Energy industry publication denounces Mayor Lee

Energy News Data, an industry publication that serves the people who work in and follow the electric utility business, has some remarkably harsh words for the mayor of San Francisco. In a piece titled "A Disempowered City," reporter Chris Rafael blast the mayor for delaying and possibly killing CleanPowerSF:

In the face of such an imminent threat [of Climate Change], one might expect the mayor of what is ostensibly the most progressive city in the United States -- San Francisco -- to approve a city plan to purchase more renewable power. Guess again. Lee helped kill the plan, which took years of painstaking work at city agencies to piece together.

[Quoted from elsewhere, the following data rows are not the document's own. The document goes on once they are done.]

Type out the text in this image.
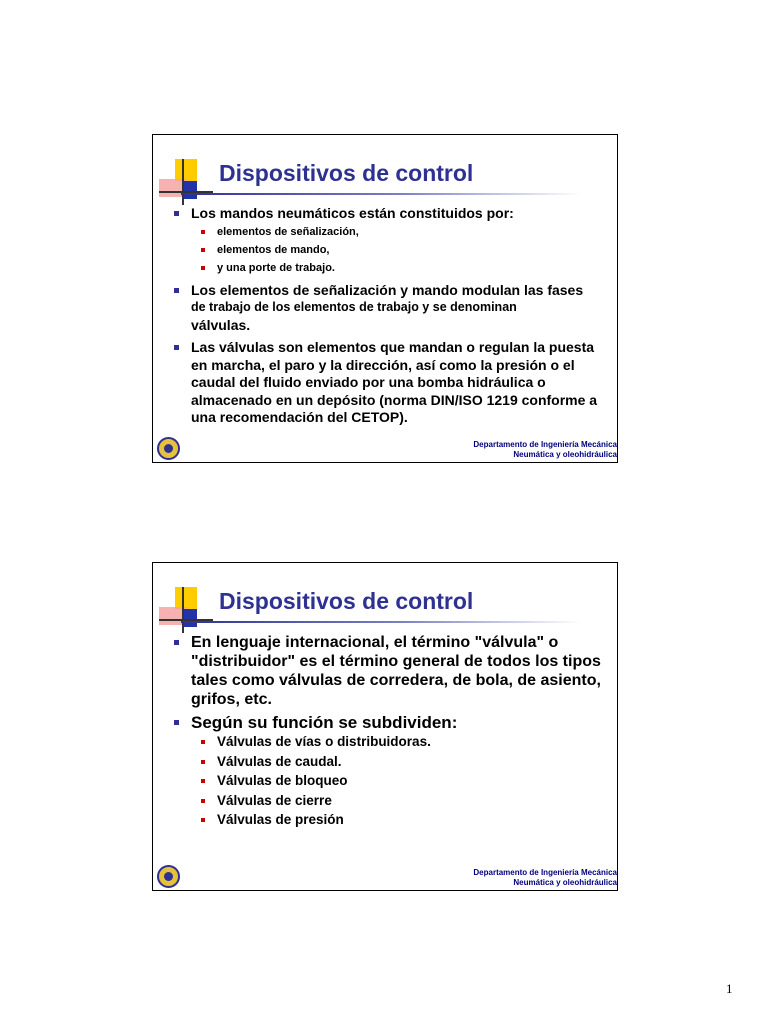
Dispositivos de control
Los mandos neumáticos están constituidos por:
elementos de señalización,
elementos de mando,
y una porte de trabajo.
Los elementos de señalización y mando modulan las fases
de trabajo de los elementos de trabajo y se denominan
válvulas.
Las válvulas son elementos que mandan o regulan la puesta en marcha, el paro y la dirección, así como la presión o el caudal del fluido enviado por una bomba hidráulica o almacenado en un depósito (norma DIN/ISO 1219 conforme a una recomendación del CETOP).
Departamento de Ingeniería Mecánica
Neumática y oleohidráulica
Dispositivos de control
En lenguaje internacional, el término "válvula" o "distribuidor" es el término general de todos los tipos tales como válvulas de corredera, de bola, de asiento, grifos, etc.
Según su función se subdividen:
Válvulas de vías o distribuidoras.
Válvulas de caudal.
Válvulas de bloqueo
Válvulas de cierre
Válvulas de presión
Departamento de Ingeniería Mecánica
Neumática y oleohidráulica
1
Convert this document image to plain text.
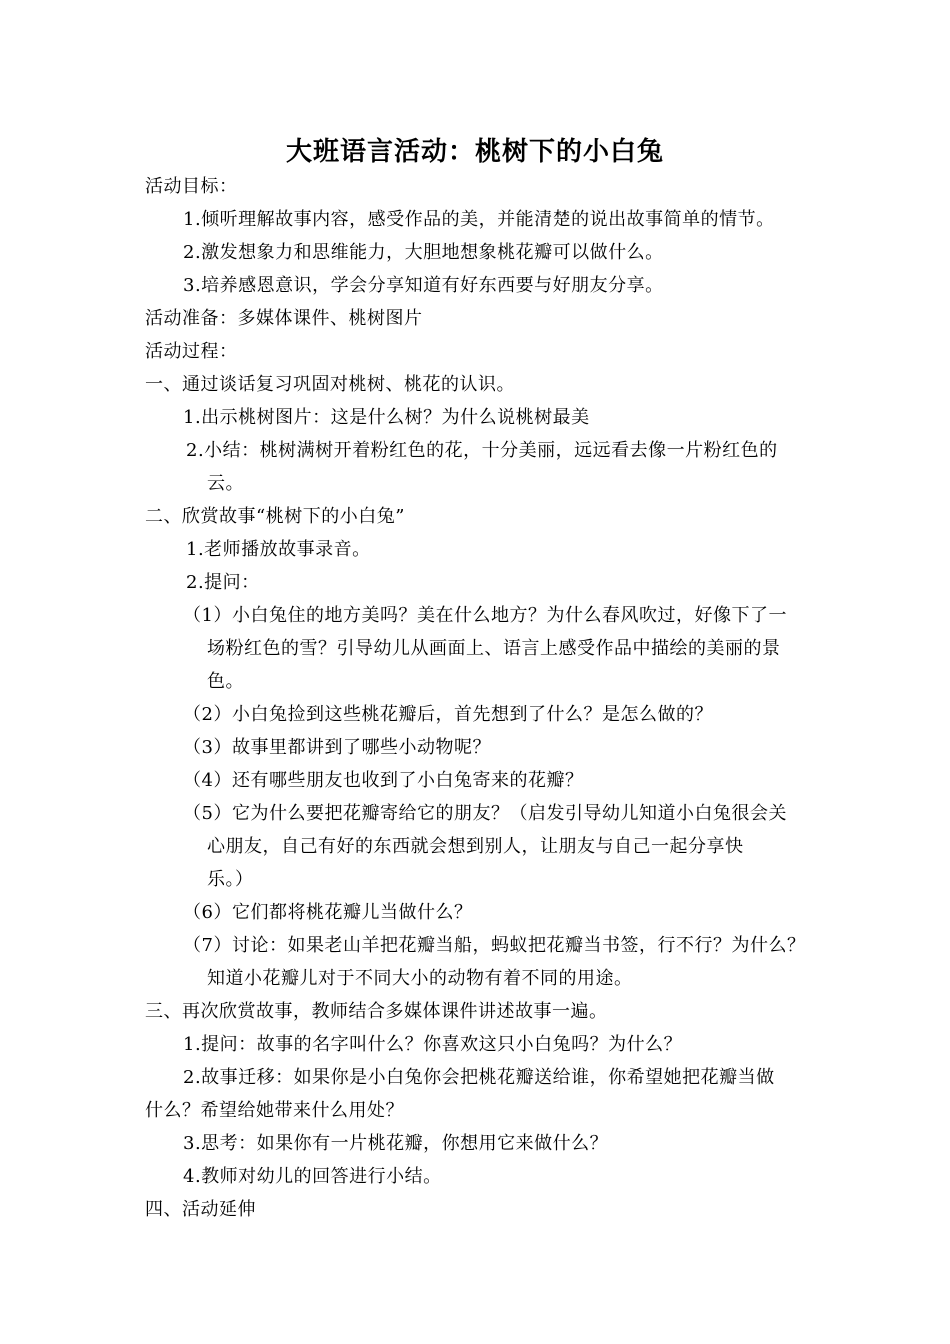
大班语言活动：桃树下的小白兔
活动目标：
1.倾听理解故事内容，感受作品的美，并能清楚的说出故事简单的情节。
2.激发想象力和思维能力，大胆地想象桃花瓣可以做什么。
3.培养感恩意识，学会分享知道有好东西要与好朋友分享。
活动准备：多媒体课件、桃树图片
活动过程：
一、通过谈话复习巩固对桃树、桃花的认识。
1.出示桃树图片：这是什么树？为什么说桃树最美
2.小结：桃树满树开着粉红色的花，十分美丽，远远看去像一片粉红色的
云。
二、欣赏故事“桃树下的小白兔”
1.老师播放故事录音。
2.提问：
（1）小白兔住的地方美吗？美在什么地方？为什么春风吹过，好像下了一
场粉红色的雪？引导幼儿从画面上、语言上感受作品中描绘的美丽的景
色。
（2）小白兔捡到这些桃花瓣后，首先想到了什么？是怎么做的？
（3）故事里都讲到了哪些小动物呢？
（4）还有哪些朋友也收到了小白兔寄来的花瓣？
（5）它为什么要把花瓣寄给它的朋友？（启发引导幼儿知道小白兔很会关
心朋友，自己有好的东西就会想到别人，让朋友与自己一起分享快
乐。）
（6）它们都将桃花瓣儿当做什么？
（7）讨论：如果老山羊把花瓣当船，蚂蚁把花瓣当书签，行不行？为什么？
知道小花瓣儿对于不同大小的动物有着不同的用途。
三、再次欣赏故事，教师结合多媒体课件讲述故事一遍。
1.提问：故事的名字叫什么？你喜欢这只小白兔吗？为什么？
2.故事迁移：如果你是小白兔你会把桃花瓣送给谁，你希望她把花瓣当做
什么？希望给她带来什么用处？
3.思考：如果你有一片桃花瓣，你想用它来做什么？
4.教师对幼儿的回答进行小结。
四、活动延伸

And so Lee, in his own way, has joined the ranks of Republicans in Congress, climate-change deniers, and the fossil-fuel industry -- all symbols that political obstruction and big business can thwart reasonable attempts to deal with climate change.
He dissects and devastates the mayor's arguments against CleanPowerSF, pointing out that the community-choice aggregation plan offers an important pathway to lower carbon emissions.

Lee, who has offered no concrete plan of his own for reducing emissions, recently explained his reasons to the Board of Supervisors for opposing CleanPowerSF. In what ranks as one of the most absurd things I've ever heard, Lee complained that the program uses too many renewable-energy credits, which amounts to saying the program should be made more expensive by building local.
As most readers know, building local renewables is very costly -- perhaps prohibitively so in San Francisco -- and procuring RECs from facilities in prime solar and wind zones these days is very cheap. A more expensive program is unlikely to attract enough participation, dooming the effort from the start. And in any case, CleanPowerSF needs revenue from the program to finance any kind of buildout.
For the record, this is not a radical left-leaning publication. It's a mainstream news service focused on (and read by) both private and public-sector utility professionals. The reporters are people with extensive experience in what is often a complex technical and economic field.

And they think Lee is utterly wrong. Something to think about.